V6、大原櫻子からバカリズムまで……秦 基博の”プロデュース力”を読む

 「鋼と硝子でできた声」と表現され、自身の曲を歌うのみならず大橋卓弥(スキマスイッチ)やさかいゆう、槇原敬之とのコラボレーション、レキシ、冨田ラボら楽曲への参加など、これまでは“ボーカリスト”としての側面がフィーチャーされることが多かった秦 基博。しかし近年、作曲やプロデュースにおける才能も注目を集めている。

秦 基博『All Time Best ハタモトヒロ』(通常盤)(2CD)

 2008年には一青窈に「空中ブランコ」(のちにアルバム『ALRIGHT』でセルフカバーも行なっている)、2012年には南波志帆に「髪を切る8の理由。」で楽曲提供を行なってきた秦。2014年、自身の歌唱曲「ひまわりの約束」のヒットを経て、デビューから10年を迎え『Augusta Camp 2016 ~produced by 秦 基博~』を開催した2016年に入ってからは、V6の「Beautiful World」に作詞作曲、クミコの「さみしいときは恋歌を歌って」に作曲、花澤香菜の「ざらざら」に作編曲で参加するなど、一段と他アーティストへの楽曲提供が目立つ。どれもそれぞれのボーカルがしっかりと生かされた楽曲となっており、花澤が「秦さんの曲の温かさと包容力で、私の歌詞がマイルドになってるかもしれないって実感できた」(参考:花澤香菜が新作『ざらざら』で見せた表現の深化「身体と心にリズムがある」)と語っていたような、秦の楽曲ならではの特徴も見られる。
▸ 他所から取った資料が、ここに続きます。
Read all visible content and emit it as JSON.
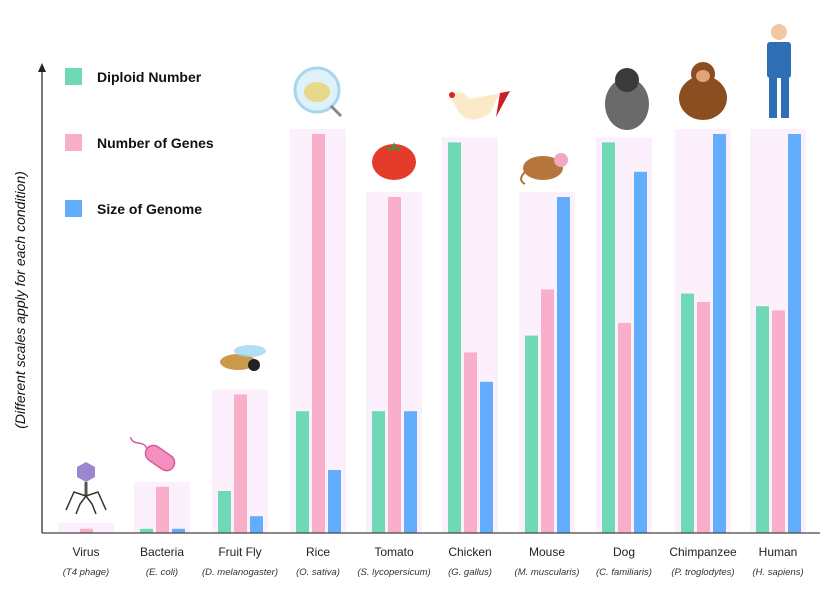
{
  "chart_data": {
    "type": "bar",
    "title": "",
    "xlabel": "",
    "ylabel": "(Different scales apply for each condition)",
    "ylim": [
      0,
      100
    ],
    "grid": false,
    "legend_position": "top-left",
    "categories": [
      "Virus",
      "Bacteria",
      "Fruit Fly",
      "Rice",
      "Tomato",
      "Chicken",
      "Mouse",
      "Dog",
      "Chimpanzee",
      "Human"
    ],
    "scientific_names": [
      "(T4 phage)",
      "(E. coli)",
      "(D. melanogaster)",
      "(O. sativa)",
      "(S. lycopersicum)",
      "(G. gallus)",
      "(M. muscularis)",
      "(C. familiaris)",
      "(P. troglodytes)",
      "(H. sapiens)"
    ],
    "series": [
      {
        "name": "Diploid Number",
        "color": "#6fd8b5",
        "values": [
          0,
          1,
          10,
          29,
          29,
          93,
          47,
          93,
          57,
          54
        ]
      },
      {
        "name": "Number of Genes",
        "color": "#f9afc9",
        "values": [
          1,
          11,
          33,
          95,
          80,
          43,
          58,
          50,
          55,
          53
        ]
      },
      {
        "name": "Size of Genome",
        "color": "#63aefc",
        "values": [
          0,
          1,
          4,
          15,
          29,
          36,
          80,
          86,
          95,
          95
        ]
      }
    ],
    "panel_color": "#fbf0fb"
  }
}
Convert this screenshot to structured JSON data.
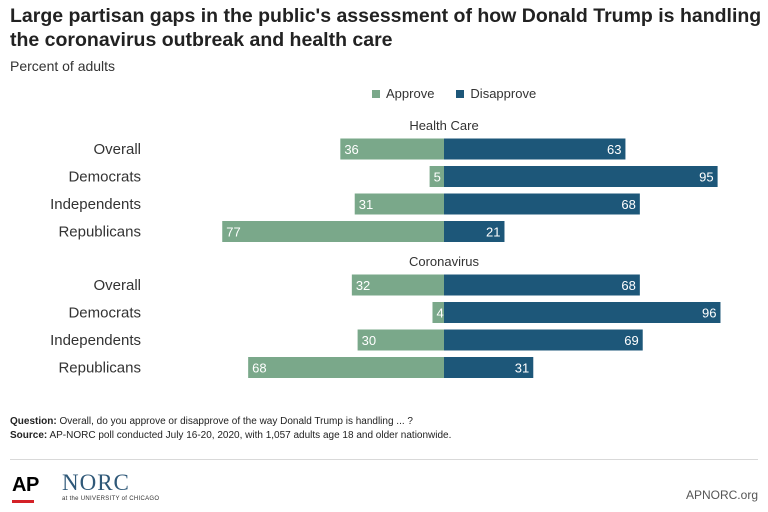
{
  "title": "Large partisan gaps in the public's assessment of how Donald Trump is handling the coronavirus outbreak and health care",
  "subtitle": "Percent of adults",
  "legend": {
    "approve_label": "Approve",
    "disapprove_label": "Disapprove"
  },
  "colors": {
    "approve": "#7aa88a",
    "disapprove": "#1d5779"
  },
  "chart_data": {
    "type": "bar",
    "orientation": "horizontal-diverging",
    "groups": [
      {
        "name": "Health Care",
        "categories": [
          "Overall",
          "Democrats",
          "Independents",
          "Republicans"
        ],
        "series": [
          {
            "name": "Approve",
            "values": [
              36,
              5,
              31,
              77
            ]
          },
          {
            "name": "Disapprove",
            "values": [
              63,
              95,
              68,
              21
            ]
          }
        ]
      },
      {
        "name": "Coronavirus",
        "categories": [
          "Overall",
          "Democrats",
          "Independents",
          "Republicans"
        ],
        "series": [
          {
            "name": "Approve",
            "values": [
              32,
              4,
              30,
              68
            ]
          },
          {
            "name": "Disapprove",
            "values": [
              68,
              96,
              69,
              31
            ]
          }
        ]
      }
    ],
    "xlim": [
      -100,
      100
    ],
    "grid": false,
    "legend_position": "top-center"
  },
  "footnotes": {
    "question_label": "Question:",
    "question_text": "Overall, do you approve or disapprove of the way Donald Trump is handling ... ?",
    "source_label": "Source:",
    "source_text": "AP-NORC poll conducted July 16-20, 2020, with 1,057 adults age 18 and older nationwide."
  },
  "branding": {
    "ap_logo": "AP",
    "norc_logo": "NORC",
    "norc_sub": "at the UNIVERSITY of CHICAGO",
    "site": "APNORC.org"
  }
}
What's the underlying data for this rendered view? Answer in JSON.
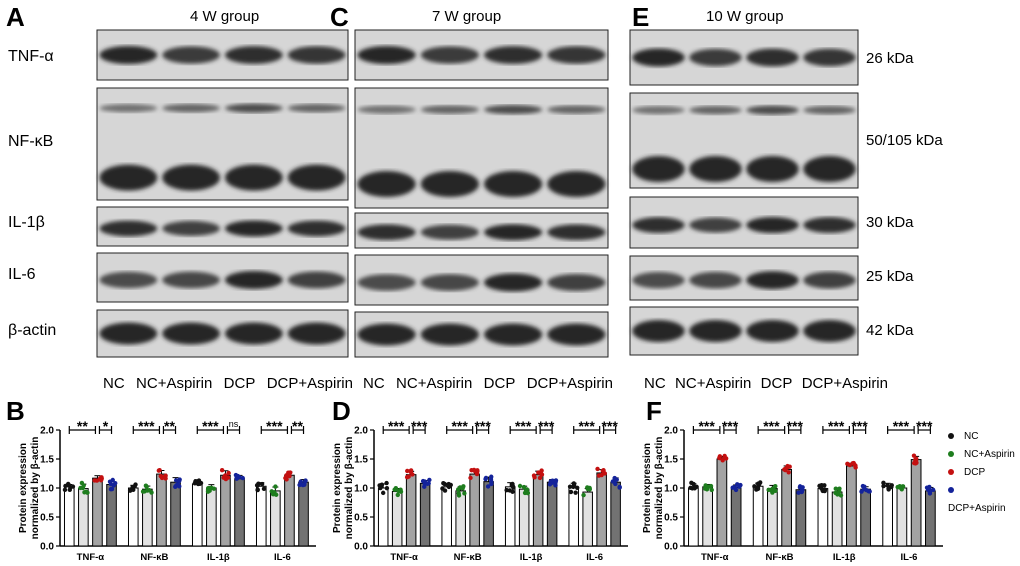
{
  "panels": {
    "A": "A",
    "B": "B",
    "C": "C",
    "D": "D",
    "E": "E",
    "F": "F"
  },
  "blots": {
    "groups": [
      "4 W group",
      "7 W group",
      "10 W group"
    ],
    "rows": [
      "TNF-α",
      "NF-κB",
      "IL-1β",
      "IL-6",
      "β-actin"
    ],
    "kda": [
      "26 kDa",
      "50/105 kDa",
      "30 kDa",
      "25 kDa",
      "42 kDa"
    ],
    "lanes": [
      "NC",
      "NC+Aspirin",
      "DCP",
      "DCP+Aspirin"
    ]
  },
  "legend": {
    "items": [
      {
        "label": "NC",
        "dot_color": "#111111",
        "bar_fill": "#ffffff"
      },
      {
        "label": "NC+Aspirin",
        "dot_color": "#1e7d1e",
        "bar_fill": "#e2e2e2"
      },
      {
        "label": "DCP",
        "dot_color": "#c41010",
        "bar_fill": "#a3a3a3"
      },
      {
        "label": "DCP+Aspirin",
        "dot_color": "#14239a",
        "bar_fill": "#727272"
      }
    ]
  },
  "chart_data": [
    {
      "panel": "B",
      "type": "bar",
      "ylabel": [
        "Protein expression",
        "normalized by β-actin"
      ],
      "ylim": [
        0,
        2.0
      ],
      "yticks": [
        "0.0",
        "0.5",
        "1.0",
        "1.5",
        "2.0"
      ],
      "categories": [
        "TNF-α",
        "NF-κB",
        "IL-1β",
        "IL-6"
      ],
      "series": [
        {
          "name": "NC",
          "values": [
            1.02,
            1.0,
            1.07,
            1.03
          ]
        },
        {
          "name": "NC+Aspirin",
          "values": [
            0.99,
            0.98,
            1.0,
            0.95
          ]
        },
        {
          "name": "DCP",
          "values": [
            1.17,
            1.24,
            1.22,
            1.22
          ]
        },
        {
          "name": "DCP+Aspirin",
          "values": [
            1.06,
            1.1,
            1.16,
            1.1
          ]
        }
      ],
      "significance": [
        [
          "**",
          "*"
        ],
        [
          "***",
          "**"
        ],
        [
          "***",
          "ns"
        ],
        [
          "***",
          "**"
        ]
      ]
    },
    {
      "panel": "D",
      "type": "bar",
      "ylabel": [
        "Protein expression",
        "normalized by β-actin"
      ],
      "ylim": [
        0,
        2.0
      ],
      "yticks": [
        "0.0",
        "0.5",
        "1.0",
        "1.5",
        "2.0"
      ],
      "categories": [
        "TNF-α",
        "NF-κB",
        "IL-1β",
        "IL-6"
      ],
      "series": [
        {
          "name": "NC",
          "values": [
            1.0,
            1.02,
            1.02,
            1.01
          ]
        },
        {
          "name": "NC+Aspirin",
          "values": [
            0.94,
            0.95,
            0.98,
            0.93
          ]
        },
        {
          "name": "DCP",
          "values": [
            1.23,
            1.24,
            1.23,
            1.26
          ]
        },
        {
          "name": "DCP+Aspirin",
          "values": [
            1.08,
            1.11,
            1.1,
            1.1
          ]
        }
      ],
      "significance": [
        [
          "***",
          "***"
        ],
        [
          "***",
          "***"
        ],
        [
          "***",
          "***"
        ],
        [
          "***",
          "***"
        ]
      ]
    },
    {
      "panel": "F",
      "type": "bar",
      "ylabel": [
        "Protein expression",
        "normalized by β-actin"
      ],
      "ylim": [
        0,
        2.0
      ],
      "yticks": [
        "0.0",
        "0.5",
        "1.0",
        "1.5",
        "2.0"
      ],
      "categories": [
        "TNF-α",
        "NF-κB",
        "IL-1β",
        "IL-6"
      ],
      "series": [
        {
          "name": "NC",
          "values": [
            1.0,
            1.03,
            0.99,
            1.03
          ]
        },
        {
          "name": "NC+Aspirin",
          "values": [
            1.02,
            0.99,
            0.93,
            1.0
          ]
        },
        {
          "name": "DCP",
          "values": [
            1.5,
            1.32,
            1.38,
            1.49
          ]
        },
        {
          "name": "DCP+Aspirin",
          "values": [
            1.01,
            0.97,
            0.98,
            0.95
          ]
        }
      ],
      "significance": [
        [
          "***",
          "***"
        ],
        [
          "***",
          "***"
        ],
        [
          "***",
          "***"
        ],
        [
          "***",
          "***"
        ]
      ],
      "legend": "right"
    }
  ]
}
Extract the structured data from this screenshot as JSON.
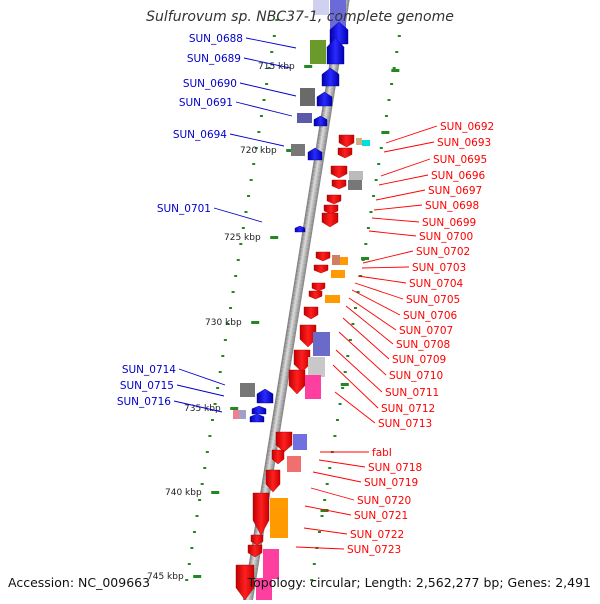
{
  "title": "Sulfurovum sp. NBC37-1, complete genome",
  "footer": {
    "accession": "Accession: NC_009663",
    "topology": "Topology: circular; Length: 2,562,277 bp; Genes: 2,491"
  },
  "colors": {
    "forward": "#0000cc",
    "reverse": "#ff0000",
    "tick": "#228822"
  },
  "ruler": [
    "715 kbp",
    "720 kbp",
    "725 kbp",
    "730 kbp",
    "735 kbp",
    "740 kbp",
    "745 kbp"
  ],
  "genes_forward": [
    "SUN_0688",
    "SUN_0689",
    "SUN_0690",
    "SUN_0691",
    "SUN_0694",
    "SUN_0701",
    "SUN_0714",
    "SUN_0715",
    "SUN_0716"
  ],
  "genes_reverse": [
    "SUN_0692",
    "SUN_0693",
    "SUN_0695",
    "SUN_0696",
    "SUN_0697",
    "SUN_0698",
    "SUN_0699",
    "SUN_0700",
    "SUN_0702",
    "SUN_0703",
    "SUN_0704",
    "SUN_0705",
    "SUN_0706",
    "SUN_0707",
    "SUN_0708",
    "SUN_0709",
    "SUN_0710",
    "SUN_0711",
    "SUN_0712",
    "SUN_0713",
    "fabI",
    "SUN_0718",
    "SUN_0719",
    "SUN_0720",
    "SUN_0721",
    "SUN_0722",
    "SUN_0723"
  ]
}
 当サイトのコラムでライター黒田隆憲氏はメロディの印象が際立つコード進行を「秦節」と表現していたが、彼の作る楽曲は爽やかな印象で全体的に息継ぎが少なく、伸びやかに歌声を聴かせることが多い。もちろんそれは「鱗(うろこ)」「ひまわりの約束」といった秦自身の楽曲、そして先に挙げた提供曲にも当てはまる。例えばV6「Beautiful World」のサビ部分<ほら/今/君となら/世界はこんなに美しい>はブレスが少なく滑らかに歌われており、6人の伸びやかな歌声が楽しめる。

 秦が脚光を浴びているのは、メロディメイカーとしてだけではない。秦は今年に入り、上白石萌音の「告白」、大原櫻子の「マイ フェイバリット ジュエル」で作詞作曲のみならずプロデュースも担当。大原の歌入れに駆けつけて指導したり、上白石の仮歌に細かくアドバイスした、というエピソードもあり、大原の「ふんわりした方だろうなと思っていたんですけど、意外とスパルタでした」(参考:大原櫻子が語る、歌と向き合う姿勢とシンガーとしての自立「自分の音楽には優しさがあってほしい」)という言葉通り、曲を提供することにとどまらない“プロデューサー”としての一面を発揮している。実際「告白」はこれまでのストレートに歌い上げるような上白石の印象とは異なっており、優しく語りかけながらも芯を感じる歌い方に、表現の深みが増したことを感じた。彼女自身の才能や努力に加え、秦のプロデューサーとしての手腕が発揮された結果とも言えるだろう。